30-year-old Oscar (Pawel Malaszynski) introduces us to the setting, where he is a supporter of the local team, Czarni in the small town of Grozdisk. His brother Mariusz (Piotr Rojuchi) has followed him into the ‘hools’, the hard-line members who support the ardent ‘ultras’: themselves separated from the ‘picnic’, family supporters. Czarni are going through hard times. The film opens with a lost match and then a running street confrontation with both opposing ultras and the riot police. Here were see the parallels with British fans, the battles, the violence and the excitement. As Oskar himself says, it is all about adrenaline.

Oskar’s father is a long-time fan; he manipulated moving his planned wedding day in order to attend a match. Oskar misses his wife’s pregnancy whilst involved in the action. Meanwhile his younger brother’s girlfriend Basia (Olga Boladz) is also an ‘ultra’.

The film’s plot develops when a local industrialist recruits first Basia then Oskar to train his mercenary supporter group for his newly purchased football team. His partner and personnel manager assists him. I kept thinking that there was a murkier motivation to their actions, but if so it never transpired in the film.

Oskar’s and Basia’s carpet-bagging to the new team brings serious conflicts to a head.
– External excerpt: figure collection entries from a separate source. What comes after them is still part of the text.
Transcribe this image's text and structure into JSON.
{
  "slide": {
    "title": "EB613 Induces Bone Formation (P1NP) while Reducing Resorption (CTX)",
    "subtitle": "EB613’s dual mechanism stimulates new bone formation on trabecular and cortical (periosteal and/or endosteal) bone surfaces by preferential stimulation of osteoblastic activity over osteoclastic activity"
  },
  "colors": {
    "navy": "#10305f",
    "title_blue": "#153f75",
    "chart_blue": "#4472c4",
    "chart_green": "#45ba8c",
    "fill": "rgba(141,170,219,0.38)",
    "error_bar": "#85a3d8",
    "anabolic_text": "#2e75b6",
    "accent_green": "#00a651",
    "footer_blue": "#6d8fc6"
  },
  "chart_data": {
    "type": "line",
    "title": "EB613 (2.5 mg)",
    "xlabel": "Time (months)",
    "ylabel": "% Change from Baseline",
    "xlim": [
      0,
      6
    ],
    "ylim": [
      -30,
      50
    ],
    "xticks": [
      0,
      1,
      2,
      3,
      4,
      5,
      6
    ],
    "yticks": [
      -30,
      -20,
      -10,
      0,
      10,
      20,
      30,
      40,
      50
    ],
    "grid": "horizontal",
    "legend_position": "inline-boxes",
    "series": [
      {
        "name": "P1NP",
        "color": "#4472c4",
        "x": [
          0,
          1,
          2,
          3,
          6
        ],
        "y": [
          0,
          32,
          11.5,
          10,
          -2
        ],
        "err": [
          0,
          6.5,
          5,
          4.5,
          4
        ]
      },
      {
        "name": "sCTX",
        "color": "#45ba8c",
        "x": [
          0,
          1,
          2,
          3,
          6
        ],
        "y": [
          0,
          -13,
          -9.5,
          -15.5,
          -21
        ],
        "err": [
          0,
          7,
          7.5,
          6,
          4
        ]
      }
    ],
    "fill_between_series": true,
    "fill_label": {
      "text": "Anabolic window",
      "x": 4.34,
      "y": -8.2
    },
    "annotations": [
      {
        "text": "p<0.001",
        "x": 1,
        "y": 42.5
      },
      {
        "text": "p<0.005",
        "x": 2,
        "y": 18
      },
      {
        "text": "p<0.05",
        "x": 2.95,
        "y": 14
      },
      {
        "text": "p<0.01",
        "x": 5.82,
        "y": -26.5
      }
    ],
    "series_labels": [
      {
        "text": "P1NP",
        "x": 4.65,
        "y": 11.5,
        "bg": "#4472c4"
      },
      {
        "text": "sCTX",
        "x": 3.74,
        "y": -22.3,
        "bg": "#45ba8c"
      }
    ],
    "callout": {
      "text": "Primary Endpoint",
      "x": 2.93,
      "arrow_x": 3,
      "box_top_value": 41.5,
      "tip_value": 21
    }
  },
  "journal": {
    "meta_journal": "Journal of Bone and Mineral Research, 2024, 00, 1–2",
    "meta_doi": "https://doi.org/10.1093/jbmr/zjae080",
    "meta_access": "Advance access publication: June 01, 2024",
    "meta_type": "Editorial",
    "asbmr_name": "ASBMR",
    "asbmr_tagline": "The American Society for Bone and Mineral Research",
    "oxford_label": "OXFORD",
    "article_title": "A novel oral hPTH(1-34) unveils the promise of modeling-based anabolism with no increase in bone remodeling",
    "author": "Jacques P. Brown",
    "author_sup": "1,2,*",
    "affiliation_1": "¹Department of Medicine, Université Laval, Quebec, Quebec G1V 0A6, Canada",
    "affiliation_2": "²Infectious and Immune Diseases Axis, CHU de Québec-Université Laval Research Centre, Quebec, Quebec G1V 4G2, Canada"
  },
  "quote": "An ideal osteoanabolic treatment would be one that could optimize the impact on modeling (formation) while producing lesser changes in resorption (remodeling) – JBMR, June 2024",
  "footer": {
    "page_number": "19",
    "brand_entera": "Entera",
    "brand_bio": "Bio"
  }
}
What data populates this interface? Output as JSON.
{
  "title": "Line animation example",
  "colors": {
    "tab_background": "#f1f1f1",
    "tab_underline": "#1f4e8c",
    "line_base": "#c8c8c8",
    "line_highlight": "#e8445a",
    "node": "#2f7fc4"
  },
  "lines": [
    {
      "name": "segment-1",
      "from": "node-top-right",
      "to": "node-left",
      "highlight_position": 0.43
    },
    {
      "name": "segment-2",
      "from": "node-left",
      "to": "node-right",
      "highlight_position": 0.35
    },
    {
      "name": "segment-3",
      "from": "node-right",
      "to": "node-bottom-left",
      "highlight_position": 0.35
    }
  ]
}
This is both between Mariusz and Basia and between Oskar and his wife Alina (Karolina Gorczyca). What fan community is about in this film is loyalty and adherence to the code. Breaches of either result in both public shaming and personal crisis.

 

Basia, Osacr and Mariusz with fellow-ultras.

 

The film treats both the relationships and the fan activities with humour. There are some very funny scenes spread throughout the film. And the matches and the actions of the fans do develop genuine excitement. The plotting around the rival teams and the conflicts within the fan group are original. However, the treatment of the personal developments did at time remind me of other films. This was especially true of a sequence when Oskar attempts to placate and reunite with Alina.

This is a very likeable film. And it completely eschews the disturbing undertones, which are found in the British equivalents, like Green Street or The Football Factory (2004). If the ultras loyalty to their group and their team seems juvenile the films suggests that they will, in time, grow out of this.